1. Field of the Invention
The invention relates to a molding apparatus. In particular the invention relates to a mold closing device for fabricating machines for plastics by which at least one of the mold halves can be shifted between the open position and the closed position. After the mold halves are placed in the closed position, they are releaseably locked to each other.
2. Description of the Prior Art
In known mold closing devices, hydraulic cylinders are used to move the mold halves between their opened and closed positions. The hydraulic cylinders are positioned such that they engage the backs of plates on which the mold halves are mounted. Once the hydraulic cylinders move the mold halves to the closed position, the halves are locked up. This type of apparatus involves a central system of movement; that is, the power for locking the mold halves together has to be supplied by the same hydraulic cylinders which supply the moving power. Alternatively, some apparatus known in the art use mechanical devices to lock up the mold after it is closed. These mechanical devices usually act in the manner of toggle fasteners.
The locking force required to hold the mold closed varies depending upon the process being performed (i.e., blow molding or injection molding) and the specific product being fabricated. It is therefore necessary to use hydraulic cylinders designed to supply a variety of force magnitudes. In prior art apparatus, the same cylinders provide all the necessary movement forces, even though only relatively low forces are necessary for transporting the mold halves compared to the forces necessary for locking up the mold halves. In order to provide the forces necessary to lock up the mold halves, the hydraulic cylinders must butt against the frame of the mold apparatus. This limits the locations at which the cylinders can be mounted in on any one machine. When large mold holders or mounting plates are used, the hydraulic cylinders provide an irregular distribution of the locking forces and consequently varying deformations occur within the clamping plates. The same problems occur even when the locking forces from the hydraulic cylinders are transmitted directly to the mold halves. The high bending forces exerted by the cylinders against the beams of the machine body require that the free ends of the beams be coupled by a yoke. This coupling limits the space available for mold changing or product removal. What room there is existing within the frame of the apparatus is additionally limited by the presence of the large hydraulic cylinders within the space of the framework.

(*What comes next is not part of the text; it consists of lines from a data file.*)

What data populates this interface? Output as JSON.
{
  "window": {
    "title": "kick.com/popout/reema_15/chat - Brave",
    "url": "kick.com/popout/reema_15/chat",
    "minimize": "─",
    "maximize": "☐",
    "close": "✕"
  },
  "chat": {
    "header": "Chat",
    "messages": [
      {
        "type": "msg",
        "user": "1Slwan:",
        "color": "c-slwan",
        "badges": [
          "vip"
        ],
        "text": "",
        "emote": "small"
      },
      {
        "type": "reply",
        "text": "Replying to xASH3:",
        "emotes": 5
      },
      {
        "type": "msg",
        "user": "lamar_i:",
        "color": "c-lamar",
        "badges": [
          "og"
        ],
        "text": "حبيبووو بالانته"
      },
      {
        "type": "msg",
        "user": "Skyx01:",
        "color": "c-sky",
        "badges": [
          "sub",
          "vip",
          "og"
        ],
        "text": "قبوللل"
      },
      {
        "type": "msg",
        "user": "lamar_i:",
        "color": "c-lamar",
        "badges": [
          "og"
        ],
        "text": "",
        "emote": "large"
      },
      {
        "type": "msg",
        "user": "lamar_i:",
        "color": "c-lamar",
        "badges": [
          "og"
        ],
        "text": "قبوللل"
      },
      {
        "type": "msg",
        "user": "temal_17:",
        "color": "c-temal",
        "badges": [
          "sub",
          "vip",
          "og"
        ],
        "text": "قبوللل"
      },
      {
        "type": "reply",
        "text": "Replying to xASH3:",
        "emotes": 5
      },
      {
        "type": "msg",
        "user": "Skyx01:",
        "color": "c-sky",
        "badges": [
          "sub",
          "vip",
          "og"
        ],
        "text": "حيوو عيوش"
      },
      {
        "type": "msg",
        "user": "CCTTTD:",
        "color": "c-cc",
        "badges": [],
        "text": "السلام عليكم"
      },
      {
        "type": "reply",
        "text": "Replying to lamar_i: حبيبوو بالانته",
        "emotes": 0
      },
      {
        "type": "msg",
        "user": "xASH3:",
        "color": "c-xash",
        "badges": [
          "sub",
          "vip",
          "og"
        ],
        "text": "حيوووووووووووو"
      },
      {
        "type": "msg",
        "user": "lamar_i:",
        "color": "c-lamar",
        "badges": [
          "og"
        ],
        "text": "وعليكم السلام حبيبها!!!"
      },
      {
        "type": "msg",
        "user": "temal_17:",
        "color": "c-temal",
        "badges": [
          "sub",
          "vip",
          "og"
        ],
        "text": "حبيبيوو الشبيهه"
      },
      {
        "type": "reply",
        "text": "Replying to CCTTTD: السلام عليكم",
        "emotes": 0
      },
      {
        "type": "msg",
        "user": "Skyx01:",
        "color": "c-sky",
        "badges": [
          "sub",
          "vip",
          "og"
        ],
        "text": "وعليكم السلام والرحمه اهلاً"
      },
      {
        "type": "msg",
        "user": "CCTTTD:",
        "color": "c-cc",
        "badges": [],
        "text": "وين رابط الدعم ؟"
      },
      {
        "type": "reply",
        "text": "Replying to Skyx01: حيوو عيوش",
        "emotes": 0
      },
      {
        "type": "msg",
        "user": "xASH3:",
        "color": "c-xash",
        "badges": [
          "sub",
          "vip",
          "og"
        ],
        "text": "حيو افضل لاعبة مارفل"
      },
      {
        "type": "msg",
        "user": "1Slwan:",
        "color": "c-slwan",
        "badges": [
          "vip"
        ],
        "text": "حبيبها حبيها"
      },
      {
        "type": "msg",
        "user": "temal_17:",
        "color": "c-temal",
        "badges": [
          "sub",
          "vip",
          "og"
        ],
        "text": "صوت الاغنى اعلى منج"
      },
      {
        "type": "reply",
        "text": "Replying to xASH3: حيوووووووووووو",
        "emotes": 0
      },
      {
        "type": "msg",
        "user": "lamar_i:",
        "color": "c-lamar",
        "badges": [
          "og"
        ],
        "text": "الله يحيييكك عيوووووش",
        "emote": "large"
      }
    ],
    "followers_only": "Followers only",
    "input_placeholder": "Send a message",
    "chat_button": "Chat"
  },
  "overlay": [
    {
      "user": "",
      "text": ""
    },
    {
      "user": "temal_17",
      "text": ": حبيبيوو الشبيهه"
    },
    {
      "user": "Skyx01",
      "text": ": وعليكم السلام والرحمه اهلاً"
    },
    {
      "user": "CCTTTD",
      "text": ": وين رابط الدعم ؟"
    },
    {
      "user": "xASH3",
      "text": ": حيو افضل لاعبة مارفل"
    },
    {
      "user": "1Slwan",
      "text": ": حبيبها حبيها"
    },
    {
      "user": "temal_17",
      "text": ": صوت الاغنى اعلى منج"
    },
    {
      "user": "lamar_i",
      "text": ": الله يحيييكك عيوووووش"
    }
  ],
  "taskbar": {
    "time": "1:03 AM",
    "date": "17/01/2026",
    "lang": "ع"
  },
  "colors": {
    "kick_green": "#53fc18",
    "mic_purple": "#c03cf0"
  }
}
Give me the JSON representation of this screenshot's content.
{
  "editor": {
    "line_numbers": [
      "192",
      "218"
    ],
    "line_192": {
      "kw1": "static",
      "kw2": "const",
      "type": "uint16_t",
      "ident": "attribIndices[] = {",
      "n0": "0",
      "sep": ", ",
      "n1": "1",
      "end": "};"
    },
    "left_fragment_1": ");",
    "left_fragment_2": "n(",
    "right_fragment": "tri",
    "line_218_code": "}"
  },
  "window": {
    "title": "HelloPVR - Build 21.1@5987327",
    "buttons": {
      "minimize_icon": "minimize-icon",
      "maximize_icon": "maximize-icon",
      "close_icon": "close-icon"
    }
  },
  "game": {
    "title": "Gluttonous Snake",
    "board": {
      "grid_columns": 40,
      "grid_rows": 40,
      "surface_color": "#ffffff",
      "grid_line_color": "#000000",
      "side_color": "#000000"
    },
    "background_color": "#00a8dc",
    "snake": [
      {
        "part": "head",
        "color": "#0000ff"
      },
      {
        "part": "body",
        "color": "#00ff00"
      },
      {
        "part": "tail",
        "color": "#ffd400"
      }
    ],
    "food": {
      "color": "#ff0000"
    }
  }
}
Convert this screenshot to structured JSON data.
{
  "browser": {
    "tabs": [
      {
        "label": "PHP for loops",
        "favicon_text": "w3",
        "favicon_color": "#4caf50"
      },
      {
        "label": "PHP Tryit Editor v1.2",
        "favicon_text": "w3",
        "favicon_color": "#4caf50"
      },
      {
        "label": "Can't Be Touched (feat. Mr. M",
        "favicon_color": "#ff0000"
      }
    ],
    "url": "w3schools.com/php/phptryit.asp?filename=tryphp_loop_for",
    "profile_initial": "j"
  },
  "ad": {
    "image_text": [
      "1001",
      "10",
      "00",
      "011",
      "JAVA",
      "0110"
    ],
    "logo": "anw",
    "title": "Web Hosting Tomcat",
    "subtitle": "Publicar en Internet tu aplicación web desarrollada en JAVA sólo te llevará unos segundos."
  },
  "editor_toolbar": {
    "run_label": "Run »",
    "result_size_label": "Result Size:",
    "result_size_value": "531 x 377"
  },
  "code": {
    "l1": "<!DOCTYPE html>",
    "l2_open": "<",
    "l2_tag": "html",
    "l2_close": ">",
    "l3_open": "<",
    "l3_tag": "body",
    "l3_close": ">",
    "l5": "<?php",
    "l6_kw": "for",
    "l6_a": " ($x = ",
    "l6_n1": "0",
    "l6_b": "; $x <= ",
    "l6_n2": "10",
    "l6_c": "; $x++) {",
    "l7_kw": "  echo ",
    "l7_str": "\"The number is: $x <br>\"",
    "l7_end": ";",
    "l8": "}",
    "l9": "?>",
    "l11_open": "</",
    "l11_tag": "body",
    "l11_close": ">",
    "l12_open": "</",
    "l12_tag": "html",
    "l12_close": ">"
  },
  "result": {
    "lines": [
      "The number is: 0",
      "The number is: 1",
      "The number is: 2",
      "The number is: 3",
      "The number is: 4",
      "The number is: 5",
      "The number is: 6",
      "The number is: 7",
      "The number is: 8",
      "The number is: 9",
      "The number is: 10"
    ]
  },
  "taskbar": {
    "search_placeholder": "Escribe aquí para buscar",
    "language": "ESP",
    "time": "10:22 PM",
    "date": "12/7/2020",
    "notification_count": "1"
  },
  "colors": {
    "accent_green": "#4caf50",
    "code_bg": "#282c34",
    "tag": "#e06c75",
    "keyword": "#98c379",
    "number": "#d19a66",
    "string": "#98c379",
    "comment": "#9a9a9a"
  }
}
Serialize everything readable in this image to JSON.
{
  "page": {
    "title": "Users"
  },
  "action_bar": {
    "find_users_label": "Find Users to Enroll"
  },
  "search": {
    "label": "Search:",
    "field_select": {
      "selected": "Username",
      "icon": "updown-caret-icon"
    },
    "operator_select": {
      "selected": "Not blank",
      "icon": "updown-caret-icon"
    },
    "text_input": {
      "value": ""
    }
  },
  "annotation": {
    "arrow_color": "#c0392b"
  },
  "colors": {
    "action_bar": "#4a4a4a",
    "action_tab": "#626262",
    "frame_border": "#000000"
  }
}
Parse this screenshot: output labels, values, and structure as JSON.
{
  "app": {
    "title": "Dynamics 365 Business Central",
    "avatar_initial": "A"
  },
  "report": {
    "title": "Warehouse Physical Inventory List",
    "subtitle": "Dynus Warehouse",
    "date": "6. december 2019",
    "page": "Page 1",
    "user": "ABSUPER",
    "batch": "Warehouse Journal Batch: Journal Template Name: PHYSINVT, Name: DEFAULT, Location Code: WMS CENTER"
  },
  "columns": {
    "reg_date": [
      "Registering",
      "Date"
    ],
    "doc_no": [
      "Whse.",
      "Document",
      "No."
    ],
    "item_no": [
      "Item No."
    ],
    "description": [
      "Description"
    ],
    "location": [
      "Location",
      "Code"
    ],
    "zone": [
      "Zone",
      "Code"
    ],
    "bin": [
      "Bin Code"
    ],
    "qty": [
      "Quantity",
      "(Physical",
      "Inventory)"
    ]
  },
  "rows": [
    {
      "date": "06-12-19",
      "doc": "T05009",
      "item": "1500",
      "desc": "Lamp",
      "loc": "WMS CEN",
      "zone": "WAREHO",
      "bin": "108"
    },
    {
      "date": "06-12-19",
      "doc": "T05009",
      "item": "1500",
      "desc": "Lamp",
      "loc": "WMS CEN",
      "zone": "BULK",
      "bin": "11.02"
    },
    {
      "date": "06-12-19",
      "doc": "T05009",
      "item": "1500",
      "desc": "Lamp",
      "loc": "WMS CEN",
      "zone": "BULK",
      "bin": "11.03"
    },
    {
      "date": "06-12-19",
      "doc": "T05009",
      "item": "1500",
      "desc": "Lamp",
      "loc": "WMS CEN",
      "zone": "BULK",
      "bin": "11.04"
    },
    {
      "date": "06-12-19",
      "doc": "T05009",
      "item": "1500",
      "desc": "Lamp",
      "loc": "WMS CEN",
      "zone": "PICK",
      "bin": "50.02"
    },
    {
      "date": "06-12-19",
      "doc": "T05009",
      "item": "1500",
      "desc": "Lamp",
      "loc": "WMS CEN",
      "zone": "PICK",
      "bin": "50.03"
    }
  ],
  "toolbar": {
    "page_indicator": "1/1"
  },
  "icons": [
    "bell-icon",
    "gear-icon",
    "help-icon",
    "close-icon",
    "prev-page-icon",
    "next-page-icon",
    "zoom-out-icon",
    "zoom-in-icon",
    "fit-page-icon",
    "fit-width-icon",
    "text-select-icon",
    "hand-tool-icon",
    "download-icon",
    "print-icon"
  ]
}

It is easily seen, therefore, that the prior art design results in an expensive, heavy machine with greatly oversized hydraulic apparatus and its attendant high consumption of hydraulic fluid. The fixed arrangement of cylinders causes an unfavorable pattern of force application and greatly restricts the space for mold installation. An apparatus that combines the mold transport and mold lock-up functions greatly restricts the applications of the plastic fabricating machine because there are limits to the size of the mold which can be used. This limitation is further aggravated by the need for the machine body to withstand the reaction forces of the compression cylinders.
In order to avoid the use of heavy or reinforced framework or beams, the deformation forces on the machine body must be eliminated while providing good distribution of the closing and locking forces over the mold halves. This should be done using a movement mechanism which is smaller and more powerful than those used in prior art devices in order to optimize the space within the plastic fabricating machine.